The song, “Tupelo” from the band’s latest album is a case in point. In it one can hear the influence of both Delta and Hill Country blues. Fulton chuckles when asked for the back story. “The story quite literally started right outside Tupelo—in Pontotoc, actually—where we were playing at the time. The only footwear I wear on stage is boots—we got to the next town and I didn’t have my stage boots, and I was pissed about it. So, I wrote that line, “Left my boots in Tupelo” on my phone and just let it sit there to marinate. I started thinking about how many times the four of us have left stuff everywhere we’ve gone—we’ve left guitars, we’ve left amplifiers, boots, toothbrushes, clothes—everywhere we’ve been.

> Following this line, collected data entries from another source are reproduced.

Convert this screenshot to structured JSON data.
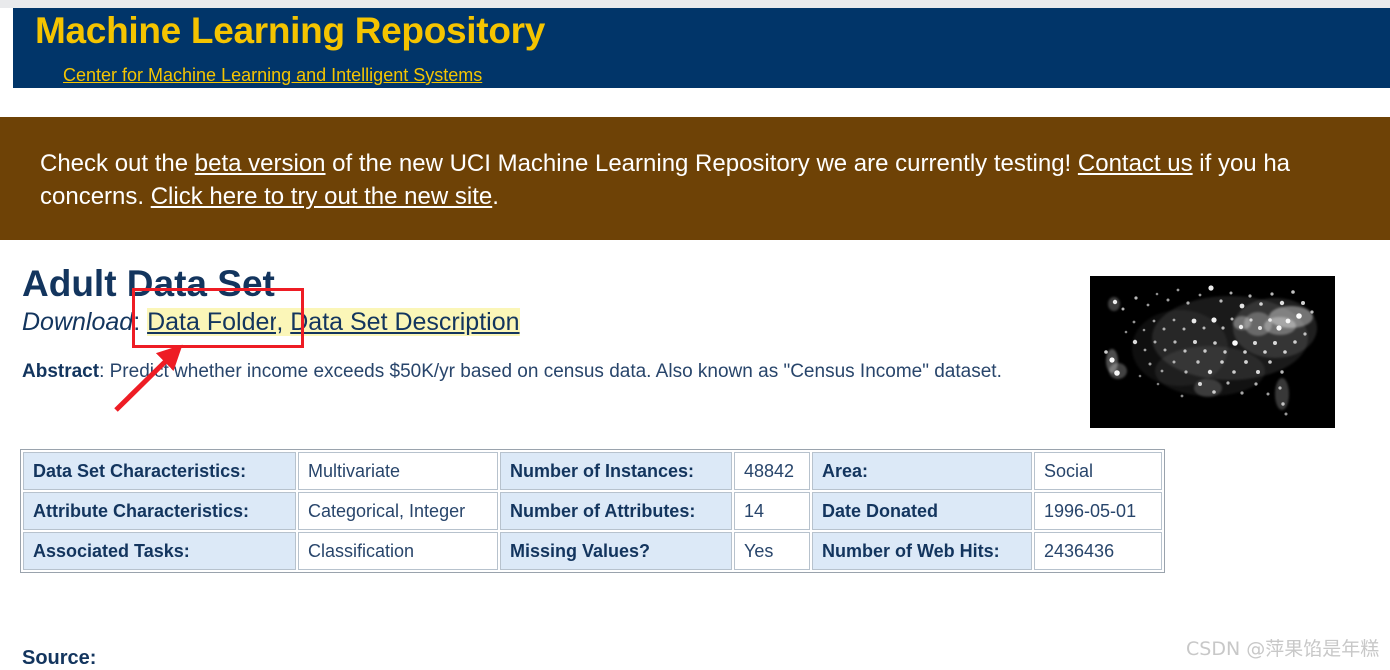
{
  "header": {
    "title": "Machine Learning Repository",
    "subtitle_link": "Center for Machine Learning and Intelligent Systems"
  },
  "beta_banner": {
    "text_1": "Check out the ",
    "link_beta": "beta version",
    "text_2": " of the new UCI Machine Learning Repository we are currently testing! ",
    "link_contact": "Contact us",
    "text_3": " if you ha",
    "text_4": "concerns. ",
    "link_try": "Click here to try out the new site",
    "text_5": "."
  },
  "page": {
    "dataset_title": "Adult Data Set",
    "download_label": "Download",
    "download_colon": ": ",
    "link_data_folder": "Data Folder",
    "link_separator": ", ",
    "link_data_set_description": "Data Set Description",
    "abstract_label": "Abstract",
    "abstract_text": ": Predict whether income exceeds $50K/yr based on census data. Also known as \"Census Income\" dataset.",
    "source_heading": "Source:"
  },
  "image": {
    "alt_name": "usa-night-lights-image"
  },
  "info_table": {
    "rows": [
      {
        "k1": "Data Set Characteristics:",
        "v1": "Multivariate",
        "k2": "Number of Instances:",
        "v2": "48842",
        "k3": "Area:",
        "v3": "Social"
      },
      {
        "k1": "Attribute Characteristics:",
        "v1": "Categorical, Integer",
        "k2": "Number of Attributes:",
        "v2": "14",
        "k3": "Date Donated",
        "v3": "1996-05-01"
      },
      {
        "k1": "Associated Tasks:",
        "v1": "Classification",
        "k2": "Missing Values?",
        "v2": "Yes",
        "k3": "Number of Web Hits:",
        "v3": "2436436"
      }
    ]
  },
  "watermark": {
    "text": "CSDN @萍果馅是年糕"
  },
  "colors": {
    "header_navy": "#013569",
    "header_yellow": "#f5c400",
    "banner_brown": "#6e4206",
    "text_navy": "#13355e",
    "highlight_yellow": "#fbf6b8",
    "table_header_blue": "#dce9f7",
    "annotation_red": "#ee1c24"
  }
}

So, it’s just one of those rambling tunes you write in the back of a van about traveling across the country…how you leave a part of yourself wherever you go.”

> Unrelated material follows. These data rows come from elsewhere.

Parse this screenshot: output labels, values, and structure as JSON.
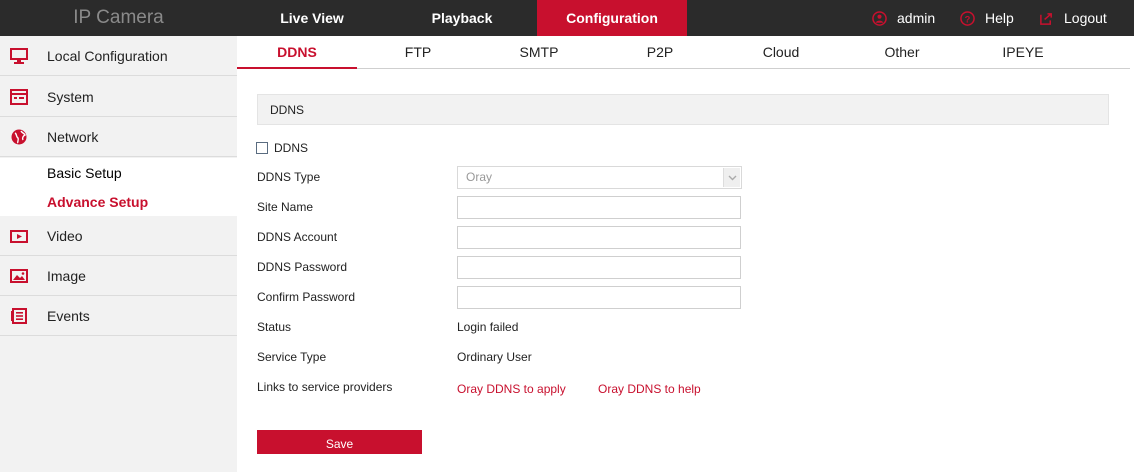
{
  "brand": "IP Camera",
  "nav": {
    "live_view": "Live View",
    "playback": "Playback",
    "configuration": "Configuration"
  },
  "header_right": {
    "user": "admin",
    "help": "Help",
    "logout": "Logout"
  },
  "sidebar": {
    "items": [
      {
        "label": "Local Configuration",
        "icon": "monitor-icon"
      },
      {
        "label": "System",
        "icon": "system-window-icon"
      },
      {
        "label": "Network",
        "icon": "globe-icon"
      },
      {
        "label": "Video",
        "icon": "video-icon"
      },
      {
        "label": "Image",
        "icon": "image-icon"
      },
      {
        "label": "Events",
        "icon": "events-list-icon"
      }
    ],
    "sub_items": [
      {
        "label": "Basic Setup",
        "active": false
      },
      {
        "label": "Advance Setup",
        "active": true
      }
    ]
  },
  "tabs": [
    "DDNS",
    "FTP",
    "SMTP",
    "P2P",
    "Cloud",
    "Other",
    "IPEYE"
  ],
  "section_title": "DDNS",
  "form": {
    "enable_label": "DDNS",
    "enable_checked": false,
    "ddns_type_label": "DDNS Type",
    "ddns_type_value": "Oray",
    "site_name_label": "Site Name",
    "site_name_value": "",
    "account_label": "DDNS Account",
    "account_value": "",
    "password_label": "DDNS Password",
    "password_value": "",
    "confirm_label": "Confirm Password",
    "confirm_value": "",
    "status_label": "Status",
    "status_value": "Login failed",
    "service_type_label": "Service Type",
    "service_type_value": "Ordinary User",
    "links_label": "Links to service providers",
    "link_apply": "Oray DDNS to apply",
    "link_help": "Oray DDNS to help",
    "save_label": "Save"
  },
  "colors": {
    "accent": "#c8102e",
    "topbar": "#2b2b2b",
    "sidebar_bg": "#f2f2f2"
  }
}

Listening to Magnolia Bayou, one is immediately blindsided by the band’s high level of musical polish. The sound is as tight and seamless as a Philippe Patek Swiss watch. It’s the kind of musical synchronicity that one expects from a band that has played together for at least a decade or more. When one meets Magnolia Bayou, it is a bit of a shock to realize that the members are in their early to mid-twenties (drummer Feazell being the exception–he is an antediluvian thirty-two). Though young, the Bayou boys have now been together for five years, enough time for the band to become tightly knit, musically and interpersonally. Bands only become this musically integrated by playing and spending a lot of time together. The simple fact is, these guys actually like each other.

Magnolia Bayou photo

Said Fulton, “The four of us can feel it. Regardless of what’s actually going on, the four of us know we’re truly in synch with each other. We are always pushing ourselves, and each other. ‘The last show was great—let’s keep it going—let’s step it up again.’ We always talk about that stuff when we rehearse. We are always trying to one up ourselves and challenge each other individually, and as a unit. Plus, we hang out together—we’re a pack and we like to do stuff together.”
 
If Magnolia Bayou were a stock, it would be a buy and hold. This is a band with a solid upward growth trajectory that might potentially soar for years. According to Fulton, the band has already written enough material for several more albums. “Right now, everything we’ve done to this point is blues and hard rock based. But we’re transitioning into alternative rock a little more and our music is becoming an eclectic mix.  We aren’t putting ourselves in a musical box at all. At this point, we can either do a real chill album, or we can do an acoustic album, or we can do a country album. Of course, we can always do a hard rock or blues rock album. We are all just really anxious to get back in and start demoing some stuff and recording as soon as possible.  We love writing and recording but playing live is what we live for.”